At the time, player contracts within the MLB had been changing rapidly. To put it into perspective, New York Mets outfielder Darryl Strawberry was the league’s highest paid player in 1991. He made $3.8 million. At the end of the 2000 season, Alex Rodriguez signed a blockbuster ten-year deal with the Texas Rangers worth $22 million per year – a 479 percent increase from Strawberry’s 1991 contract. Rodriguez wasn’t alone, either. Twenty three other players in 2001 had penned contracts awarding them at least $10 million. Not a single player before 1997 made $10 million.
Contracts in baseball weren’t just increasing. They were booming out of proportion, but not equally – which caught the interest of Lewis.

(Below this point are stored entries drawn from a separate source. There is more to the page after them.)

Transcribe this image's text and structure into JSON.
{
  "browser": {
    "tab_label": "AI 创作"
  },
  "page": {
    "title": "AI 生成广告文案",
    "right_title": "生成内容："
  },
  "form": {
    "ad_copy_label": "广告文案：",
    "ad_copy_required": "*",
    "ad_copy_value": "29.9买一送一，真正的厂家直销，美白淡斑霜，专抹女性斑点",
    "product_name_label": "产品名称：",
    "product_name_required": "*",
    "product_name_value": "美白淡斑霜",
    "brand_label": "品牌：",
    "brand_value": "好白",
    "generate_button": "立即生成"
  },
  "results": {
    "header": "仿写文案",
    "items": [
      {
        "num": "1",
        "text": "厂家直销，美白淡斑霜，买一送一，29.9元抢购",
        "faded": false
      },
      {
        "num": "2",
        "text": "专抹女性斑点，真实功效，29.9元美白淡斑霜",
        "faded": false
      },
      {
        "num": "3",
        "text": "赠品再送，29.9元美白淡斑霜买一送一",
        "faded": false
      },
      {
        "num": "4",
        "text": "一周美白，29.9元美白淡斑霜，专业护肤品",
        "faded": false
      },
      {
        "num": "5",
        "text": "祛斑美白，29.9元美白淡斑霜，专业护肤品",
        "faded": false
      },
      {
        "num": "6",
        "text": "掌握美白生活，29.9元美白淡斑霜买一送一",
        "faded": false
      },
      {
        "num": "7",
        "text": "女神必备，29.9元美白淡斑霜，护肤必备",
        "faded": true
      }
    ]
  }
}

While Rodriguez and elite company were reaping the rewards of baseball’s salary boom, most everyone else was not. To put this into perspective, the 2001 Rangers had a total salary of $87.8 million. Rodriguez’s contract accounted for 27.8 percent of it. His teammate across the infield – second baseman Randy Velarde – was making just $3.15 million. The only player who came close to Rodriguez was 36-year old Rafael Palmeiro. He made $9 million that season.
The asymmetry in player salaries created potential class dynamics within big league locker rooms. It’s one thing if you’re a pitcher and Rodriguez makes an error that costs you a run. It’s another when he’s doing this while making four times your salary. Lewis decided to investigate, but realized with research the players actually weren’t resentful of teammates and opponents earning bigger contracts. The real disparity was between teams, which brought him to the east side of the San Fransisco Bay.
Home of the Oakland Athletics.
In 2001, three teams had payrolls that exceeded $100 million – New York Yankees, Boston, and Los Angeles. Two teams that season won over 100 games. One of these teams – Seattle – won 116 games in one of the most memorable seasons in league history. Their payroll stood at $74.7 million. The other – Oakland – won 102 games. Their entire team payroll stood at $33.8 million – $2.2 million short of what Yankees pitcher Gerrit Cole will make this season.
When Lewis approached Oakland General Manager Billy Beane about his salary cap heroics, Beane was actually a little surprised. No one had ever asked him how he had put together a 100-win club at a fraction of the cost. It was his life’s work. We recognize the conversations that ensued as the ground work for Lewis’ best-selling book Moneyball The Art of Winning an Unfair Game.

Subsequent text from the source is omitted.